Owa personalizacja idzie o wiele dalej niż możemy sobie wyobrazić. Nie mamy podziału jedynie na płeć czy grupę wiekową. Możemy układać ofertę w zależności od aktywności fizycznej, sposobu spędzania wolnego czasu czy chwilowych potrzeb.
Szybkie dostawy
Rynek e-commerce wyróżnia też szybkość podejmowanych działań. Do tego możemy wliczyć szybkie dostawy. Wiele firm zaczęło oferować możliwość dostarczenia zakupów pod drzwi nawet w kwadrans. To zdecydowana przewaga nad kanałem stacjonarnym, który wymaga obecności do realizacji transakcji.
Obecnie wspomniane szybkie dostawy tworzą nowy rynek – q-commerce. Okazuje się to być silny trend wśród użytkowników e-sklepów. Z kolei silna konkurencja w tym obszarze wymusza bardzo szybkie zmiany na rynku, a także stałe unowocześnianie narzędzi służących do prowadzenia tego biznesu.
Stacjonarnie czy online?
Każdy z kanałów ma swoje ograniczenia, ale też zalety… Jednak oba łączą problemy kadrowe. Brak rąk do pracy dotyczy nie tylko placówek stacjonarnych, gdzie trzeba ludzi do wyłożenia towaru i obsługi klientów, ale też e-commerce, który również wymaga człowieka do analizy danych, tworzenia technologii czy końcowego dostarczenia towaru do klienta.
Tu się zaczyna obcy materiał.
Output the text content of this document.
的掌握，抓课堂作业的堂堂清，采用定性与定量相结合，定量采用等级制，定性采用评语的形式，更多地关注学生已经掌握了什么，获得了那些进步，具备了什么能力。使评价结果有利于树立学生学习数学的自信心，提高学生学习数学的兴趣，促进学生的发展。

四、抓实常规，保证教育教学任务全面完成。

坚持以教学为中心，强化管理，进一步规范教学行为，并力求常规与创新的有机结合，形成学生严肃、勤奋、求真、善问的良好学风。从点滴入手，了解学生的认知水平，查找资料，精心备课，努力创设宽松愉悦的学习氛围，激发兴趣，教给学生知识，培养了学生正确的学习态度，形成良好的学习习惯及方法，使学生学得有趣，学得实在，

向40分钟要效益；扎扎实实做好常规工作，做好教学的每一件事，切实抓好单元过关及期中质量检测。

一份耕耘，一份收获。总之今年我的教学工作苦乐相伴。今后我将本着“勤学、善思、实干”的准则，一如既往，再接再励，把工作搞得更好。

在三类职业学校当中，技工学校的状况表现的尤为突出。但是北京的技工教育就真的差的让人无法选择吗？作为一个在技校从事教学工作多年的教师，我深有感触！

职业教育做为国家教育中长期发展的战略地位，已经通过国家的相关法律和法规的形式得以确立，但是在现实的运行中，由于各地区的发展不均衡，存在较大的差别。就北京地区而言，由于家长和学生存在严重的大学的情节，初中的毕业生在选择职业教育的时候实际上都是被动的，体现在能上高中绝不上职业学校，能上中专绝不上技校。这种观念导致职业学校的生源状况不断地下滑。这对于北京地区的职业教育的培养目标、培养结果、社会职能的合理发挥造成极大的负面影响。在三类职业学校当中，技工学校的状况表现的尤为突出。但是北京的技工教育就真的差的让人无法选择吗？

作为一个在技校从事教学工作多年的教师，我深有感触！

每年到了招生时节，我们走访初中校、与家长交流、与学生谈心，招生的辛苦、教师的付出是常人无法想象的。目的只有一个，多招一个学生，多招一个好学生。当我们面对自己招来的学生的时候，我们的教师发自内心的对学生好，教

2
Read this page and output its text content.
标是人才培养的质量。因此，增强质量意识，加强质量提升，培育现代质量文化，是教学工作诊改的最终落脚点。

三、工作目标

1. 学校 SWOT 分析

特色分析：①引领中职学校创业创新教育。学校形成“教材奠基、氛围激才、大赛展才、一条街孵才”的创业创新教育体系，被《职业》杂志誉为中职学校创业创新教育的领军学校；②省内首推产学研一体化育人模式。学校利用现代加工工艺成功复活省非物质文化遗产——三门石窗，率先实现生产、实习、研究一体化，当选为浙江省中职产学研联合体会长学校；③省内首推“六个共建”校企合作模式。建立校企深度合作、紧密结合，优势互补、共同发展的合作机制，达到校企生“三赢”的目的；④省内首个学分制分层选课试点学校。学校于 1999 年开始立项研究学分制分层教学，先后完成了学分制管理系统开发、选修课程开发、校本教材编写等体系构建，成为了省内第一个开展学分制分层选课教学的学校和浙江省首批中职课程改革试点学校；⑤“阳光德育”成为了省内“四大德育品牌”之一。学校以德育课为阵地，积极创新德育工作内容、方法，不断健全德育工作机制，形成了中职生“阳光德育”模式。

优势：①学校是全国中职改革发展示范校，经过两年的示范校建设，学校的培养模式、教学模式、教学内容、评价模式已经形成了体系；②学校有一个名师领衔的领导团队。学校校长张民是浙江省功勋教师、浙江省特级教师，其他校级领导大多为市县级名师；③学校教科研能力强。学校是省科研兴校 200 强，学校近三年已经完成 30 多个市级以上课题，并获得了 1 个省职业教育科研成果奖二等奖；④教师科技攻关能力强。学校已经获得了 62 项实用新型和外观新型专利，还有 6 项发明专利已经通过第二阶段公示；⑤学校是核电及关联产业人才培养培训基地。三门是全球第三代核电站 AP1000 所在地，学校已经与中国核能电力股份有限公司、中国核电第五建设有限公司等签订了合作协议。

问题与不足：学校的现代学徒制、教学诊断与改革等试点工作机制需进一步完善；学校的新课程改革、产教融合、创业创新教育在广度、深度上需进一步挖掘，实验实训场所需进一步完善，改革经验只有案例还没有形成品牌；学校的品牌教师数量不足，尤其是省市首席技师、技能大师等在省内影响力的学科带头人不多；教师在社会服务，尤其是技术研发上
Jednak oba kanały – stacjonarny i online – rozwijają się dzięki technologii. W świecie internetu to mniej oczywiste, bo tak od początku pierwsze skrzypce gra cyfryzacja. Patrząc na placówkę stacjonarną widzimy inteligentną półkę, automatyczne programy do obsługi magazynów czy kasy samoobsługowe. To wszystko popycha cały rynek na przód.
Niektóre z rozwiązań mogą wydawać się nam nierealne. Jak chociażby myśl o dostawach dronami czy pojazdami autonomicznymi. Jednak patrząc na doświadczenia globalne widzimy, że w rożnych częściach świata testy tych technologii są na porządku dziennym.
Rozwój technologii jest faktem. Jednak o przewadze rynkowej zdecyduje tempo wdrażania i sposób jej wykorzystania. W tym wszystkim nie możemy zapominać też o samym konsumencie, którego potrzeby muszą być zaspokojone niezależnie od stopnia cyfryzacji platformy, z której korzysta.